Inhibition of FabI is attractive due to its orthogonality (relative to the mammalian fatty acid biosynthetic analogue) and its essential nature, for certain bacteria, in the maintenance of cellular membranes.[46,47] The nature of the FabI target is such that its inhibition will not be lethal to all types of bacteria, as many bacteria have redundant enzymes or can compensate by exogenous fatty acid uptake;[29] indeed, fabimycin has virtually no whole-cell activity versus a sampling of such species. While this includes some pathogenic bacteria, such as P. aeruginosa, it also includes many commensal bacteria, suggesting that a suitable FabI inhibitor could be less damaging to the gut microbiome than the typical broad-spectrum antibiotic.[31] In this vein, the activity of fabimycin against UTIs is very promising, given how antibiotic treatment of UTIs is known to trigger Clostridioides difficile infection[48] and the recently described “gut–bladder axis” in recurrent UTIs.[49,50]

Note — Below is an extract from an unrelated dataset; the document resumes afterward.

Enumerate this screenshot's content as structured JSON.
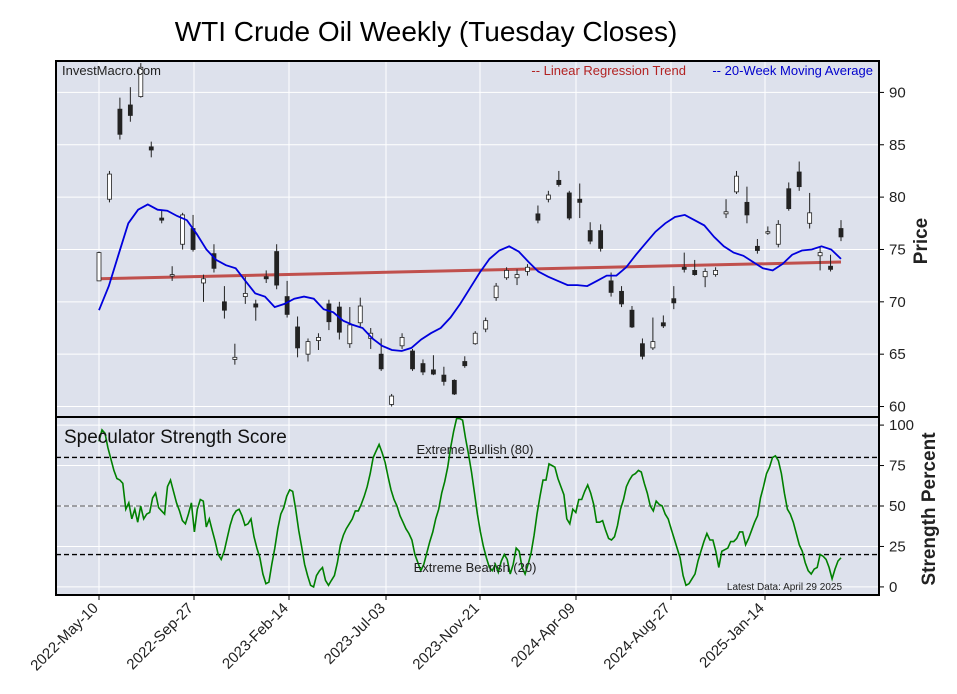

Similar to fusidic acid and some other antibiotics,[51,52] the advancement of this class of FabI inhibitors has been complicated by the uniquely poor stability of these compounds in mouse plasma. Given the promising activity of fabimycin in mouse infection models and encouraging data that fabimycin is dramatically more stable in rat and human plasma, it is reasonable to believe that fabimycin efficacy may improve as it is used to treat infections in higher organisms. The potency of fabimycin, combined with the very low resistance frequency and apparent lack of pre-existing resistance, bodes well for its translation.